Fragmented homogeneity
His tiny strokes look as though light is vibrating and moving along the rhythms of the wind. Musical breadths and deeper understandings of abstract expressionism — all come into play in Haloi’s works. He is a scholar, who is content to create something within the orbit of his own oasis. He is the reflective traveller content within the conventions of time and space and happy to venture into terra incognita. His canvases speak a language, where each portion takes on a novel, fresh and moving meaning.
One morning in 2006, in the silence of his flat and company of artist Sudip Roy, Haloi said, “A work of art is like a land I cultivate. It grows progressively but quietly. Abstraction is neither a technique nor geometry. It is born of one’s own residue of memory and experience. The stories, events and spectacles I saw in my childhood come back to me. The sadness of the Bengal famine and the helplessness of people, engulfs me. The sunset at the pond in the village... everything accumulates as associations with the past. When I put paint to paper or canvas, I want to create something that is fresh and full of the sap of fertility. Like the poet who sits down to write, I gaze at my canvas or paper for some time. Yes, I want the trigger of a vital energy and a zest. The beginning is quiet but once the first swish of the pliant brush or the pen touches the canvas, it flows. Some stimulus must accumulate within me so that I can create the unexpected symphony. It’s like one of the compositions from the Gitabitan — moody, rhythmic and full of resonance. That resonance must happen.”

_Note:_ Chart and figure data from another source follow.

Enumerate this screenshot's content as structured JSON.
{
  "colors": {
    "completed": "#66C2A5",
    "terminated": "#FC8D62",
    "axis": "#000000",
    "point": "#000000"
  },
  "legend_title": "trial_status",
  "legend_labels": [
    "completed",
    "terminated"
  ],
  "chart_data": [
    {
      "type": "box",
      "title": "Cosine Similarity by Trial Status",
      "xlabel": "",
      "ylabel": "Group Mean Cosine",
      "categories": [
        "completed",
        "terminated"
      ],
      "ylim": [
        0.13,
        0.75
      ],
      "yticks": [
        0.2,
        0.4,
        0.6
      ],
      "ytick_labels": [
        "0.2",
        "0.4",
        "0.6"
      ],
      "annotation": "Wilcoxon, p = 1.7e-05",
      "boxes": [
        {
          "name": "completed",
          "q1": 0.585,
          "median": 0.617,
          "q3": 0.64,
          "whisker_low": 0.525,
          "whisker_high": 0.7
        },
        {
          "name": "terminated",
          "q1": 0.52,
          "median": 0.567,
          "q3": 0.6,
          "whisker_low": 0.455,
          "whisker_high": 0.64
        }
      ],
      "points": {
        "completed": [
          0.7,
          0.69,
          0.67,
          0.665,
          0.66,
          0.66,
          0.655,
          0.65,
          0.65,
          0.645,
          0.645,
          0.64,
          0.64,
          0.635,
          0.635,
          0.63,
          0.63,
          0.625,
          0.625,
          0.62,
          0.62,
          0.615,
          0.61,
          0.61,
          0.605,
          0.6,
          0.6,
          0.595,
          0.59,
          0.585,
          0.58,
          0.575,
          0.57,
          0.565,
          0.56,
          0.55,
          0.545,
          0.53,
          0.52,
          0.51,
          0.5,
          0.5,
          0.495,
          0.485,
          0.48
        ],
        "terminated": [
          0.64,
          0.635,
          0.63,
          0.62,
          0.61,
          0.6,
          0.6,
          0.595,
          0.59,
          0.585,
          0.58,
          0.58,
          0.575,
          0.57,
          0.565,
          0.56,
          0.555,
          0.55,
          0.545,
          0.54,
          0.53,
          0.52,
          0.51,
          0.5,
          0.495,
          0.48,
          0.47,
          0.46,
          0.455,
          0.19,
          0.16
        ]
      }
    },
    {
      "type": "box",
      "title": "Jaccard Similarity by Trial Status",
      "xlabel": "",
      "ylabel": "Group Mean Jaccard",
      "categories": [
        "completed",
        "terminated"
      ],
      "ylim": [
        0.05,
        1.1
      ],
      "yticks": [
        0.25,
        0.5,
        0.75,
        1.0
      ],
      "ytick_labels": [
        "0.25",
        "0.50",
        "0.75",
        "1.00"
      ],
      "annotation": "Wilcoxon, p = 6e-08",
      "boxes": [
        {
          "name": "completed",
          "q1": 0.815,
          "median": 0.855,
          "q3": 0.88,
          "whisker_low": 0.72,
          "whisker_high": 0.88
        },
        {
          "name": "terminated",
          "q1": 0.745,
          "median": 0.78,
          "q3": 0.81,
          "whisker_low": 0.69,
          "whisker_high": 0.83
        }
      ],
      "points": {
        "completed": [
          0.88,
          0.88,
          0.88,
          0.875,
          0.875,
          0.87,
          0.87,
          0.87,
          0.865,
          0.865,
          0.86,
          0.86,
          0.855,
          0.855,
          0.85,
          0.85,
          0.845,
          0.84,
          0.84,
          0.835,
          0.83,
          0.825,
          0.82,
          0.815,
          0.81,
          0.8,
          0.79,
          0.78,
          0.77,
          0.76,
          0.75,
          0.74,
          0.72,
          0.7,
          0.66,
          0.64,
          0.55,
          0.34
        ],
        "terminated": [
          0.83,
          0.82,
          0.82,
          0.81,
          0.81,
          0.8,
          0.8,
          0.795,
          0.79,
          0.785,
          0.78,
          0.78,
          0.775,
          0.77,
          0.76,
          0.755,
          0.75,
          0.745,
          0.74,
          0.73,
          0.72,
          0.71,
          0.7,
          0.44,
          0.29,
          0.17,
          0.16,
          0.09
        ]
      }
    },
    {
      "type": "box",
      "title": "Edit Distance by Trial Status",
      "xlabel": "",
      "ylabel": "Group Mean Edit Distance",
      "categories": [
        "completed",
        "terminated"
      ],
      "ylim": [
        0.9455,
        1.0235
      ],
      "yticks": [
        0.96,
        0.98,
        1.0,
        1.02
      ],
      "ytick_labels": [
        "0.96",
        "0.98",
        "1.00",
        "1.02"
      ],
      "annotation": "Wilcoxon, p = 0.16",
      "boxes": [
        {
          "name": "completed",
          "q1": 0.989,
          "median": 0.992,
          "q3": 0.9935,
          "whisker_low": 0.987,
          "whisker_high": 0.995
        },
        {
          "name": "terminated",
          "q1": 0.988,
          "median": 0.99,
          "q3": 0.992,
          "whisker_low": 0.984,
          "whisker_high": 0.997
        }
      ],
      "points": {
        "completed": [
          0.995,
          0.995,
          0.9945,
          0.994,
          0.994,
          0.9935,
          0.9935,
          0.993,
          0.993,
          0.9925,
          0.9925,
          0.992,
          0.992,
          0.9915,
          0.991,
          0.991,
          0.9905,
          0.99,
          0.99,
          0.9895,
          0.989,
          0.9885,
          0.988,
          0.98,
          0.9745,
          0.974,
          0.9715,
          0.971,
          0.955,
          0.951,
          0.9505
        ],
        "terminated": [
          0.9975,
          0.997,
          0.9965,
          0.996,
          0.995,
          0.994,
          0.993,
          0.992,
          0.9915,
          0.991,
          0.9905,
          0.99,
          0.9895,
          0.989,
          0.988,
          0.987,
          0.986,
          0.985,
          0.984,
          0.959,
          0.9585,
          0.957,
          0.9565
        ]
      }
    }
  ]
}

When asked if he likes to be alone when he paints, Haloi said his wait in front of his canvas or sheet of Nepali paper is a combination of silent patience and the gesture of poise. These landscapes are tinged with grace and dreaminess, populated by strokes that resemble the rustling of leaves or just riverine tributaries, bathed in harmonies of green or tan or an indigo. They are rooted in the ethos of his own world.
In the density of depth and the melody of motion, Haloi’s exhibition is a paean to poetic patterns, prismatic haikus that lull the senses long after we have gone through an immersive experience of dulcet tunes of the yesteryear. It would be intriguing to know how New York responds to India’s resonant master even as he brings alive the words by Aldous Huxley: “There are things known and there are things unknown, and in between are the doors of perception.”
(Form & Play will be shown in New York at the Fuller Building from March 12th to 19th.)